Death Angel… probabilmente una delle band più sottovalutate di quel panorama metal che ebbe origine a
San Francisco negli anni ’80, e che creò il filone oggi noto come
Bay Area Thrash, a cui appartengono band riconosciute come mostri sacri del genere, come ad esempio
Metallica,
Megadeth,
Testament, e, appunto,
Death Angel.
Dopo due uscite indipendenti (
“The Ultra-violence” e
“Frolic through the park”), catturarono l’attenzione della
Geffen, con la quale registrarono
“Act III”, splendido esempio di thrash metal moderno (ricordo che correva l’anno 1990, ovvero ben due decenni fa) e decisamente maturo nonostante un’età media della band bassissima. Con
“Act III” arrivò anche lo split, deciso dopo un incidente in cui il drummer
Andy Galeon rimase seriamente infortunato, ed ad una serie di eventi concomitanti.
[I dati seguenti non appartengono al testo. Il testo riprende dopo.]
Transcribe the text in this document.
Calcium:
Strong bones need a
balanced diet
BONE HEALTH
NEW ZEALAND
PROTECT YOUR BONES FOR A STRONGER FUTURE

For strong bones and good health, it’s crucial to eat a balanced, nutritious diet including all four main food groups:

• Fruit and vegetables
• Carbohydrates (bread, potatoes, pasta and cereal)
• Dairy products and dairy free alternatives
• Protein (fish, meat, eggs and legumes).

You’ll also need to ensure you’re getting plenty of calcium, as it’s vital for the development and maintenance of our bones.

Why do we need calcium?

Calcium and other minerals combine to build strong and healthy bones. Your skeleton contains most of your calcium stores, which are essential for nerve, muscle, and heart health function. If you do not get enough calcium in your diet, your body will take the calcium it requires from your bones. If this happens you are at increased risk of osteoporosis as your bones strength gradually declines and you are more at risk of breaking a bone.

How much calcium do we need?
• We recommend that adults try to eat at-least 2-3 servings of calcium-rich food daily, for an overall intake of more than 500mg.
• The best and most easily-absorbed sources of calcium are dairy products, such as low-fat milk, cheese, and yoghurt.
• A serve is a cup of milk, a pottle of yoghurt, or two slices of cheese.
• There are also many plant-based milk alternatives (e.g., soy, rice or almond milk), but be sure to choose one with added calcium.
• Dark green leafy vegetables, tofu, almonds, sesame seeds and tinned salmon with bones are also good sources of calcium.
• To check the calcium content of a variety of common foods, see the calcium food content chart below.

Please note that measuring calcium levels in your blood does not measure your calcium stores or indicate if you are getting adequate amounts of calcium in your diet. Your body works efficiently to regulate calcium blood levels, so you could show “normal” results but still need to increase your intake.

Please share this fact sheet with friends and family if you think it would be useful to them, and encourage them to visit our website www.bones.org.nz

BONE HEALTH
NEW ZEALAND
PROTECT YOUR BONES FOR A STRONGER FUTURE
Passano dieci anni ed è tempo di reunion (al
Thrash of the Titans), mentre bisogna aspettare ancora 3 anni per vedere sugli scaffali una nuova uscita: è il 2004 e l’album è
“The art of dying”, un buon comeback, accolto positivamente sia da pubblico che addetti ai lavori (seppur con qualche critica). Seguono quindi
“Killing season” (2008) e
“Relentless devolution” (2010), e si arriva quindi a quest’ultimo
“The dream calls for blood”, registrato nuovamente agli Audio Hammer Studios con la produzione di
Jason Suecof (
The Black Dahlia Murder,
Trivium), album che decisamente pesta sull’acceleratore, come appunto dichiara
Cavestany:
"absolutely darker than the last album, it’s darker, and at the same time more brutal, heavier, more evil-sounding, if that’s a description of music. And I think somehow it is. And although the songs are shorter than on the last album, this record still seems to be more epic-sounding, if that makes sense...”Una intro acustica sinistra si trasforma in un riff tagliente, e subito ci si tuffa in
“Left for dead”, song veloce, cattiva, thrash fino al midollo; ed ecco la ricetta di
“The dream calls for blood”, un lavoro incredibile delle chitarre di
Cavestany e
Aguilar, la voce particolare di
Mark Osegueda, un tappeto ritmico incessante (devastante il drumming di
Carroll) ed una certa dose di melodia, sia in termini vocali che musicali (ovviamente prendete il termine “melodico” con le dovute pinze, si tratta sempre di un album thrash-inside!).
E si prosegue così dal primo all’ultimo minuto, quarantasette minuti di puro thrash metal, senza soluzione di continuità, se non per qualche breve arpeggio introduttivo (
“Execution / Don’t save me” e
“Territorial Instinct / Bloodlust”, con quest’ultima che si contraddistingue per discostarsi dall’intera tracklist con il suo mid-tempo). Gli episodi migliori sono la già citata opener
“Left for dead”,
“Fallen”,
“Don’t save me”, tutte caratterizzate da ottimi riff e da una prestazione maiuscola di
Osegueda.
“The dream calls for blood” è una grande uscita per gli amanti del thrash americano puro, tecnico e mai fine a se stesso, che riparte dove
“Relentless revolution” si era concluso, potendo però contare su una line up assodata: a giovarne è senza dubbio la struttura delle songs, dove infatti si percepisce che i meccanismi sono ben oliati e i vari strumenti (e voce) si intrecciano alla perfezione.
“The dream calls for blood” è probabilmente uno degli highlights dell’anno in ambito thrash, sia per il suo spessore qualitativo che per l’importanza che in monicker
Death Angel ha nel panorama musicale, ma proprio perché ognuno ha delle aspettative nei confronti di alcune band/album,
“The dream calls for blood” sconta forse il difetto di essere troppo
“trashy”; come ben sa chi ha seguito fin dall’inizio la carriera ed il suono dei
Death Angel, sentirà la mancanza di quel suono e feeling vagamente sperimentale e fuori dagli schemi che ha sempre contraddistinto la band americana. Per qualcuno non sarà un difetto, per me un po’ lo è (e penalizza il voto finale), anche se, lo risottolineo, si tratta di una grande uscita.